Claims are being made by American researchers, which are strongly rebutted by British researchers, that e-cigarettes may cause people to take up smoking, acting as a so-called gateway drug. These claims are iffy at best.
But it is theoretically possible that young people may occasionally take up vaping who had never previously smoked. For this reason the law to increase the legal age of vaping to 18 is something we welcome as a precaution, and agree that e-cigarettes and e-liquids should never be marketed at the young.
But, as we have published recently, the evidence seems to suggest that nicotine is not the whole reason why tobacco is so addictive. The cigarette contains other substances that in the available literature on animal research, increase the addictiveness of nicotine strongly. These compounds are MAO inhibitors, that are missing from e-cigarettes. If this research translates to humans, and with the other precautions listed above, the numbers of children and adolescents taking up smoking and then getting hooked long term, could turn out to be less if e-cigarettes were to totally replace the normal cigarette.
This is a possibility that the researchers have not yet examined.
Besides this, the evidence in Britain is that very few people have taken up e-cigarettes that had never smoked. It also shows that e-cigarettes are becoming more popular than other nicotine replacement therapy, and are either as effective in helping people quit, or are strongly more effective. This means that e-cigarettes should be able to save lives.

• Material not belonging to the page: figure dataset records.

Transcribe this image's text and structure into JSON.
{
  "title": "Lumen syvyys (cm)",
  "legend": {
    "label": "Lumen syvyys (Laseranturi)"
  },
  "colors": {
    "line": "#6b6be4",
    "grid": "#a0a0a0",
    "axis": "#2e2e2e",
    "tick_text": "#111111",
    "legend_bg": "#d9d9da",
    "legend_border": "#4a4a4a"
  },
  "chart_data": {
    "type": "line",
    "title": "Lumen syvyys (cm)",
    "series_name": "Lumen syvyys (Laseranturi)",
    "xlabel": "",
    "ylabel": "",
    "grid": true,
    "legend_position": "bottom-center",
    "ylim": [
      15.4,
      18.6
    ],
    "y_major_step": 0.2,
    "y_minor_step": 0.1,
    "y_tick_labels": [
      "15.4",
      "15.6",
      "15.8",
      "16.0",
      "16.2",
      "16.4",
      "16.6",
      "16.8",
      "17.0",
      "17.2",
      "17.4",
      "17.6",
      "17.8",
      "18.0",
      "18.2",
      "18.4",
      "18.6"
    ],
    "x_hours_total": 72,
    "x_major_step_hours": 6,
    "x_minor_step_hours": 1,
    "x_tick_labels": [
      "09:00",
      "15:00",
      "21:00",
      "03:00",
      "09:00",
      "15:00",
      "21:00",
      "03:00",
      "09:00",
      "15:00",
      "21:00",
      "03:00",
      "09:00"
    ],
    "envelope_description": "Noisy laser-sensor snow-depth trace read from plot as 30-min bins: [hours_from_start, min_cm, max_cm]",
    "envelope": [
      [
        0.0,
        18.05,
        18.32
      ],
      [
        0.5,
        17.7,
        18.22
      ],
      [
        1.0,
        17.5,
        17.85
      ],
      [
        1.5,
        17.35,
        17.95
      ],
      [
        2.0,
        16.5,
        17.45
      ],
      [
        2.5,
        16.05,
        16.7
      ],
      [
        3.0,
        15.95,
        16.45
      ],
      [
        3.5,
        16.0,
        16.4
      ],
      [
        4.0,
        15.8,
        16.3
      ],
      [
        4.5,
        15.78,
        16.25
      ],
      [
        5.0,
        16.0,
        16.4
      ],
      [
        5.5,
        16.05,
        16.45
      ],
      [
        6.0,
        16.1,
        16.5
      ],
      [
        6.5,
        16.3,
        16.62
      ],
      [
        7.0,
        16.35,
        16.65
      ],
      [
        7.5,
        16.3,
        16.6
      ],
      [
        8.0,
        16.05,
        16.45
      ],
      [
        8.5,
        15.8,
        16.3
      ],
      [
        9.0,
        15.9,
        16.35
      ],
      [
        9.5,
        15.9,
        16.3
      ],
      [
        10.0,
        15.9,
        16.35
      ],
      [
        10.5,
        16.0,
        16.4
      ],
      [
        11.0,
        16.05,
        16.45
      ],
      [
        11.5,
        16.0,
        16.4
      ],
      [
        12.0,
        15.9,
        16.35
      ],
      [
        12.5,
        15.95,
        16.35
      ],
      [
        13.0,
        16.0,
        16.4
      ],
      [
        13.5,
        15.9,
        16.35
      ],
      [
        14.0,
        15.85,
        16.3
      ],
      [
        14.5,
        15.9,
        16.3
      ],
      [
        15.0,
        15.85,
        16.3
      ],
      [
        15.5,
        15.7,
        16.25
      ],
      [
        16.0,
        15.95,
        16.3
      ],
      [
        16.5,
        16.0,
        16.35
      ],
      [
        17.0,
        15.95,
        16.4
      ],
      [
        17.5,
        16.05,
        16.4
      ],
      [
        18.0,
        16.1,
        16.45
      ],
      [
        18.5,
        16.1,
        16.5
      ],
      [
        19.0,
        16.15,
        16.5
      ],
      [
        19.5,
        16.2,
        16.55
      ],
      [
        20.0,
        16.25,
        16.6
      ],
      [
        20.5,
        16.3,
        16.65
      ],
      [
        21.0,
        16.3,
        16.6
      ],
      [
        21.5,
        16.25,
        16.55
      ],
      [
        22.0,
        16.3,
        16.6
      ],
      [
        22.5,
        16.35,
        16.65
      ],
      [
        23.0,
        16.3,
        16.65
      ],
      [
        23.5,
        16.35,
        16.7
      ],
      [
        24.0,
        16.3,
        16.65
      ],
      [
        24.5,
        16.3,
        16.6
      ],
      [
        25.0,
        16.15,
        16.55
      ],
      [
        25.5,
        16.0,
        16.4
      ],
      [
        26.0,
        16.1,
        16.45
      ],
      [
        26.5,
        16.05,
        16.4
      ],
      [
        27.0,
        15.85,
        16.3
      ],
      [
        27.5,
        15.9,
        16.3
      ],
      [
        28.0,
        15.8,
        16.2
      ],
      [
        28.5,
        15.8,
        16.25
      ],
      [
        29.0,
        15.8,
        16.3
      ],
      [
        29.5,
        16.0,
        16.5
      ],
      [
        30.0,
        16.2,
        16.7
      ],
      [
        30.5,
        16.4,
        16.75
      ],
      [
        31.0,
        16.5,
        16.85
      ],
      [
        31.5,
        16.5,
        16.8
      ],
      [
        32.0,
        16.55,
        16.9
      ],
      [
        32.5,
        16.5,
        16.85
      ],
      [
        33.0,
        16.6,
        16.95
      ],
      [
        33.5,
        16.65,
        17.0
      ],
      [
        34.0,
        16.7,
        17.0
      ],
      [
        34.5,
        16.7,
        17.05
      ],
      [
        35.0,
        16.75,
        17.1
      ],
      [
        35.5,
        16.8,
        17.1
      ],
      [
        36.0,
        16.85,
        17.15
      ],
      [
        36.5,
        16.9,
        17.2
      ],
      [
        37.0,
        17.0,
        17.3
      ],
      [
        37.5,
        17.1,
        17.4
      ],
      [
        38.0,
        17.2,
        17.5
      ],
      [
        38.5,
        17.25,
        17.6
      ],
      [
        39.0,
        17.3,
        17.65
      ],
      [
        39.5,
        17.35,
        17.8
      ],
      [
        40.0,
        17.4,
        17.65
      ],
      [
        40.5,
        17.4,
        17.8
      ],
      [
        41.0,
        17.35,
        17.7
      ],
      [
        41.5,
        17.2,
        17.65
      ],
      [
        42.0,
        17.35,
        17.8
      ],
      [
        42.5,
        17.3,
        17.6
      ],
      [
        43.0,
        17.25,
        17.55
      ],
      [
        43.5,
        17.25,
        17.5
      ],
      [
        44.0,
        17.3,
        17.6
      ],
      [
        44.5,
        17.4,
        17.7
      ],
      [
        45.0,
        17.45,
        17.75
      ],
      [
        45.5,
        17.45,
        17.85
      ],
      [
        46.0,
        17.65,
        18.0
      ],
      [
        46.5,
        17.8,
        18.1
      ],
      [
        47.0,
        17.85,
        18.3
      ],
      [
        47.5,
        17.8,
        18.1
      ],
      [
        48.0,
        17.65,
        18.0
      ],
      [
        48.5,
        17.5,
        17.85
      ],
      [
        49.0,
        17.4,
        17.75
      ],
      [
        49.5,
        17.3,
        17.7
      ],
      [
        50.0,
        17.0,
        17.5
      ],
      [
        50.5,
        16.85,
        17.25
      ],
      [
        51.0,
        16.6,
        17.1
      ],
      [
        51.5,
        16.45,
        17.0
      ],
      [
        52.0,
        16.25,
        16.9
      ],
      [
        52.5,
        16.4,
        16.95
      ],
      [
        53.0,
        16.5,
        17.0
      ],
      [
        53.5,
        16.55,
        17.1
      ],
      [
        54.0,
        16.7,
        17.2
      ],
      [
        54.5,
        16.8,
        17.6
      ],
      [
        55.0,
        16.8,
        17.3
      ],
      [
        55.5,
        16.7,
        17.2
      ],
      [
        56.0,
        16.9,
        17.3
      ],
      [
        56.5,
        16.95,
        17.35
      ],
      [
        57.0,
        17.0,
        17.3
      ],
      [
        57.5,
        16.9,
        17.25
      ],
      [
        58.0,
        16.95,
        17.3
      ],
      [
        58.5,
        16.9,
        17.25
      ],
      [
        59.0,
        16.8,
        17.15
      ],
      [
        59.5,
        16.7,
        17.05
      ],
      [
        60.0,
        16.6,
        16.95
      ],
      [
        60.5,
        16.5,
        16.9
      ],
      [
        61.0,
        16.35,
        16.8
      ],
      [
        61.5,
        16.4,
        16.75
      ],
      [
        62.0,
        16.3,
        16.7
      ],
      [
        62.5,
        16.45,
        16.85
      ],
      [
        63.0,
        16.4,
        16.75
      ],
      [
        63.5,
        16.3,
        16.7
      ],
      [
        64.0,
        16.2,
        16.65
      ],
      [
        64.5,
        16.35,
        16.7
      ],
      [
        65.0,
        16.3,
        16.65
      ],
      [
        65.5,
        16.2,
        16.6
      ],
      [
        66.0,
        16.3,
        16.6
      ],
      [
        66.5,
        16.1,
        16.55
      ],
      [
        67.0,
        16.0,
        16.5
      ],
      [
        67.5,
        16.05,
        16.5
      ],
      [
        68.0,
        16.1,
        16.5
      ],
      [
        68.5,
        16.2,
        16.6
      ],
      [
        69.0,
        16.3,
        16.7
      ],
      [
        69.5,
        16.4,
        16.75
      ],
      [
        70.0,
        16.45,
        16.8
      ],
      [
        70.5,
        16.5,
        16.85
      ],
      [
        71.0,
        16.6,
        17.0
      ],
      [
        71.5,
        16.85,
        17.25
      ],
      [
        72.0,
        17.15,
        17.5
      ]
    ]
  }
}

From an occupational hazard point of view (second-hand smoking or vaping products) e-cigarettes also do not appear to be a concern for others, although because nicotine can have potentially harmful effects on the wiring of adolescent and children's brains, concerns would still exist about vaping near children and in pregnancy, so vapers should exercise self restraint around young people and the pregnant (although these risks are likely low they remain theoretical and so precaution should apply at this stage.) Whilst nicotine levels exhaled are very low, the main toxicity to brain wiring from nicotine to children and adolescents was not so much second hand smoke but directly smoking. In adults, the evidence is that nicotine is a potent anti-inflammatory in the brain and may even have health benefits - potentially harmful in youngsters, but not in adults. The main dangers of second hand smoke were always the presence of other toxins, like reactive aldehydes, which exist at vastly lower levels in e-cigarette vapour.

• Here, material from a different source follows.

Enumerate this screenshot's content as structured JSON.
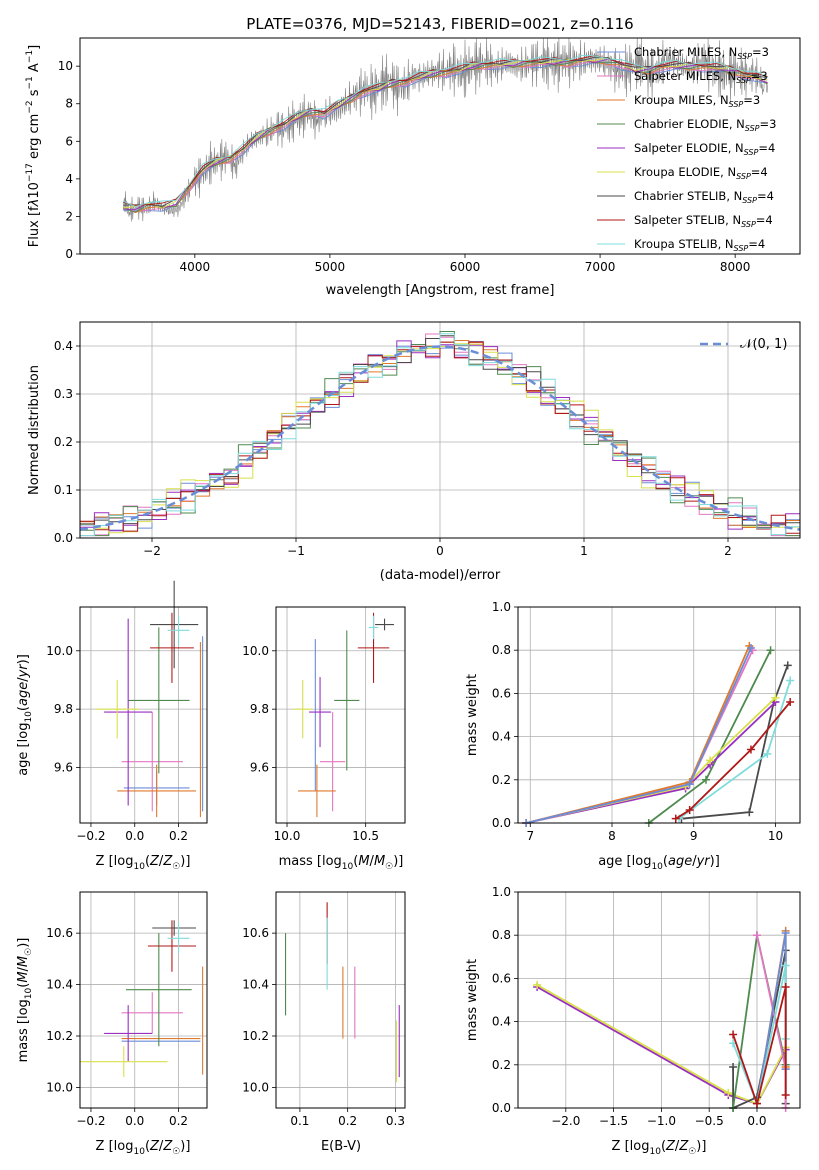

Given all this concern about second-hand vapour, perhaps the WHO and the American Lung Association should examine the effects of the diesel engines running around our streets which have very high toxicity, and even with extensive particulate filtration and catalytic converters, do not filter out the most toxic fraction of the fumes, small particulates that lodge in the lungs and pass into the blood, and are persistent and cause inflammation, linked to lung cancer, blood cancer, depression, heart disease and more. Instead various government agencies actually encouraged this problem by promoting low carbon diesel vehicles. A question of priorities needs to be raised here.